In my opinion, our precedent makes clear that (1) mounting a vague objection to the evidence in question does not “squarely present” a mistrial request; and (2) in this case, Mr. Morgan forfeited his 404(b)-mistrial challenge in prototypical fashion and, accordingly, he is entitled to no more than plain-error review. See United States v. Anaya, 727 F.3d 1043, 1059 (10th Cir.2013) (“[The defendant] did not request a mistrial. We therefore review the district court’s failure to grant a mistrial sua sponte ... for plain error ... [and conclude that] the district court was not clearly obligated to grant a mistrial *1045sua sponte.”); Taylor, 514 F.3d at 1096 (applying plain-error review when the defendant “did not [expressly] move for a mistrial and the court rapidly responded with a curative instruction”); id. at 1100 (finding “no authority for the proposition that the district court was clearly obliged ... to grant a mistrial sua sponte ”); United States v. Devous, 764 F.2d 1349, 1356 (10th Cir.1985) (“The court sustained the defense’s objection [to an alleged error]. [The defendant] now contends that ... the court should have granted a mistrial sua sponte. We disagree.”); United States v. Crawford, 707 F.2d 447, 450 (10th Cir.1983) (“[I]n the absence of a motion for mistrial, we must weigh the prejudicial effect of the [error] with the weight of the evidence pointing to ... guilt”).

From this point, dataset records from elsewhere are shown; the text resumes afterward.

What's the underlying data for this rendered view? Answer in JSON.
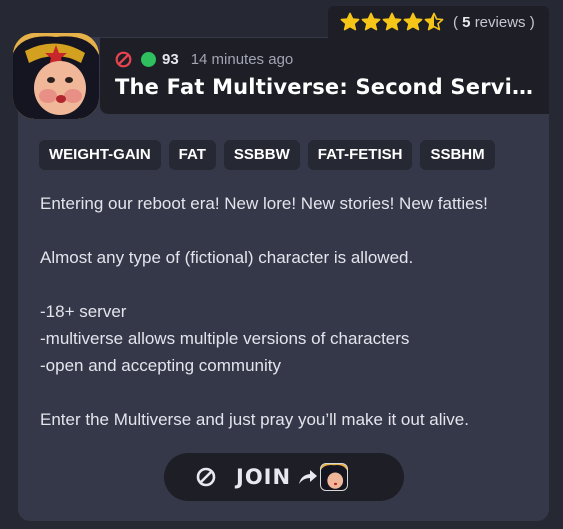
{
  "rating": {
    "stars": 4.5,
    "star_color": "#f5c518",
    "reviews_count": "5",
    "reviews_open": "(",
    "reviews_word": "reviews )"
  },
  "server": {
    "nsfw_icon": "ban-icon",
    "online_count": "93",
    "online_color": "#2fbf5f",
    "time_ago": "14 minutes ago",
    "title": "The Fat Multiverse: Second Serving"
  },
  "tags": [
    "WEIGHT-GAIN",
    "FAT",
    "SSBBW",
    "FAT-FETISH",
    "SSBHM"
  ],
  "description": [
    "Entering our reboot era! New lore! New stories! New fatties!",
    "",
    "Almost any type of (fictional) character is allowed.",
    "",
    "-18+ server",
    "-multiverse allows multiple versions of characters",
    "-open and accepting community",
    "",
    "Enter the Multiverse and just pray you’ll make it out alive."
  ],
  "join": {
    "label": "JOIN",
    "icon": "ban-icon",
    "arrow_icon": "arrow-icon"
  }
}
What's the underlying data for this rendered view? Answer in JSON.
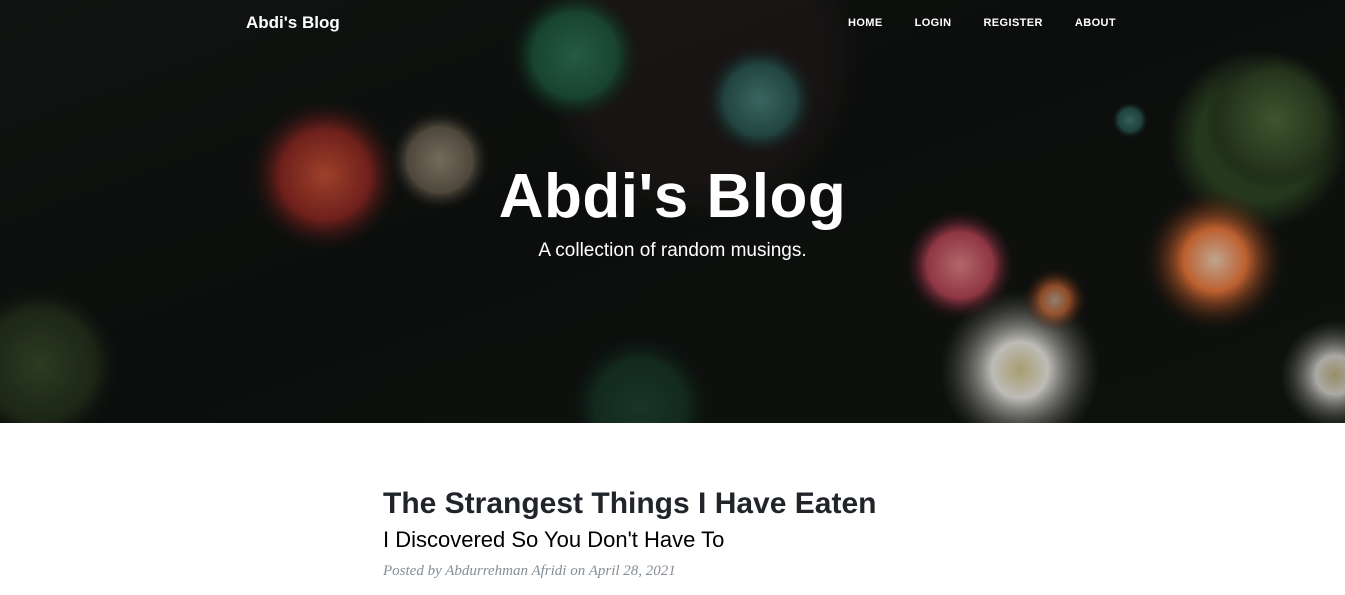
{
  "nav": {
    "brand": "Abdi's Blog",
    "links": [
      "HOME",
      "LOGIN",
      "REGISTER",
      "ABOUT"
    ]
  },
  "hero": {
    "title": "Abdi's Blog",
    "subtitle": "A collection of random musings."
  },
  "post": {
    "title": "The Strangest Things I Have Eaten",
    "subtitle": "I Discovered So You Don't Have To",
    "meta_prefix": "Posted by",
    "author": "Abdurrehman Afridi",
    "meta_on": "on",
    "date": "April 28, 2021"
  },
  "colors": {
    "text_dark": "#212529",
    "meta_gray": "#868e96"
  }
}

Under the plain-error standard, even assuming arguendo that the court’s alleged error on this score was “clear or obvious under current law,” United States v. Goode, 483 F.3d 676, 681 (10th Cir.2007) (internal quotation marks omitted), I would affirm the district court’s judgment because any error did not impact Mr. Morgan’s substantial rights. Mr. Morgan has not argued that, but for the district court’s inaction, an acquittal was likely — and, given the copious evidence supporting the verdict (as noted by the majority, supra), I am confident that he could not have made such a showing. Mr. Morgan also benefitted from rigorous cross-examination of witnesses and two limiting instructions regarding the Rule 404(b) evidence, which would belie any suggestion that his substantial rights were affected. In other words, I would conclude that his claim fails under the third prong of our plain-error test.

In sum, I fully join in the panel’s ultimate decision to affirm. However, regarding Part II.D — addressing the 404(b)-mis-trial challenge — I would affirm on different grounds, concluding that Mr. Morgan forfeited this challenge and has not satisfied the plain-error standard.